My post of 01/21/2011 chronicles the origin of the RS2 and also supplies a material list. Over the last couple years I migrated away from the RS2 toward the Craven soft hackle emerger, but I continue to carry an adequate quantity of RS2’s in my streamer wallet, as I visit western rivers and streams.
I prefer to fish the RS2 deep using a strike indicator and split shot hours before an expected blue winged olive emergence, and I impart movement to the fly by jigging it or executing poor downstream mends. These actions create momentary acceleration of the fly, and this seems to induce a feeding reaction from trout.
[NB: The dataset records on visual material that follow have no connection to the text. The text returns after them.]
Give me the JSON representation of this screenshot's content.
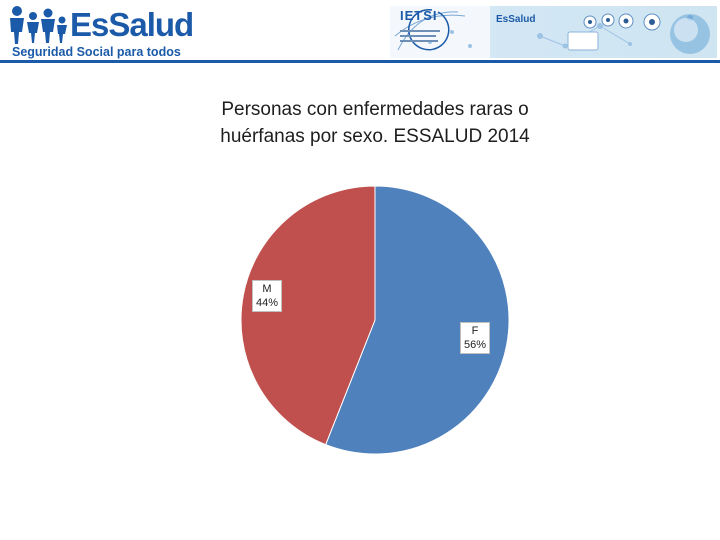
{
  "header": {
    "logo_text": "EsSalud",
    "tagline": "Seguridad Social para todos",
    "banner_brand": "IETSI",
    "banner_logo_text": "EsSalud"
  },
  "colors": {
    "brand": "#1b5aa8",
    "slice_F": "#4f81bd",
    "slice_M": "#c0504d"
  },
  "chart_data": {
    "type": "pie",
    "title": "Personas con enfermedades raras o huérfanas por sexo. ESSALUD 2014",
    "title_lines": [
      "Personas con enfermedades raras o",
      "huérfanas por sexo. ESSALUD 2014"
    ],
    "categories": [
      "F",
      "M"
    ],
    "values": [
      56,
      44
    ],
    "labels": [
      {
        "category": "F",
        "percent": "56%"
      },
      {
        "category": "M",
        "percent": "44%"
      }
    ],
    "start": "12 o'clock, clockwise",
    "legend": "none"
  }
}
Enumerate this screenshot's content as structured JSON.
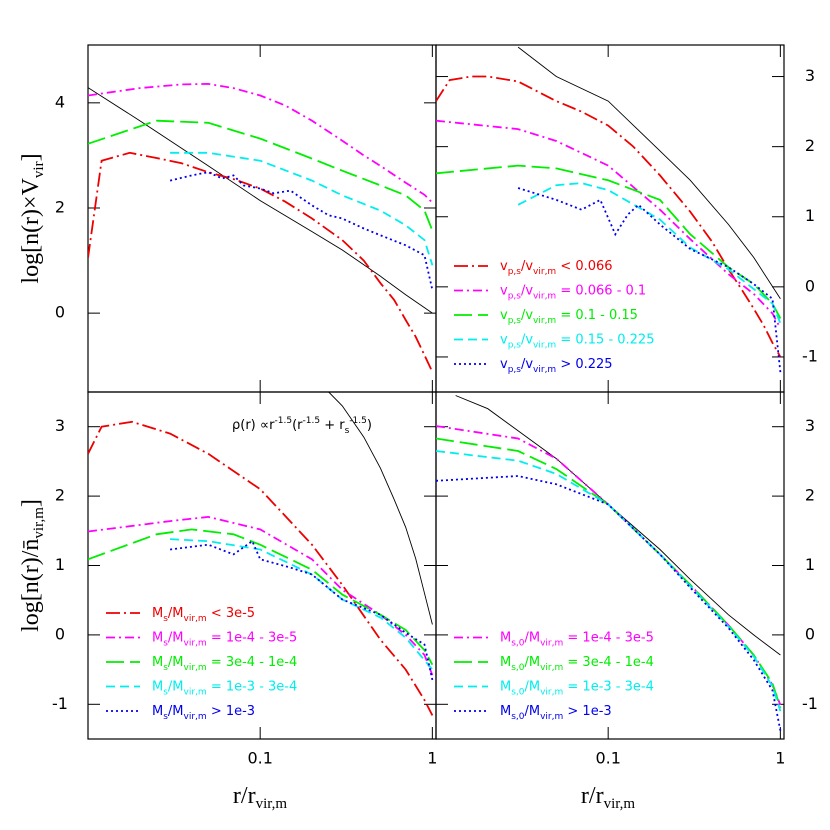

If I sense that the fish are tuned into emergers close to the surface, I generally switch to a Craven soft hackle emerger, and sometimes I also shift to a dry/dropper presentation, since I no longer need to probe the depths of the river.
I also believe that the RS2 is a serviceable imitation of small midge larva, and for that reason it is a good choice when mayflies and caddis are not prevalent. Any fly that covers numerous food sources is a productive offering in my opinion.
When I surveyed my fly boxes, I counted 23 RS2’s. I established a goal of 50 to enter the 2017 season, so I settled into my stool at my fly tying bench and cranked out 27 new flies. Hopefully I will encounter some strong baetis hatches, and my RS2’s will continue to attract trout to my line.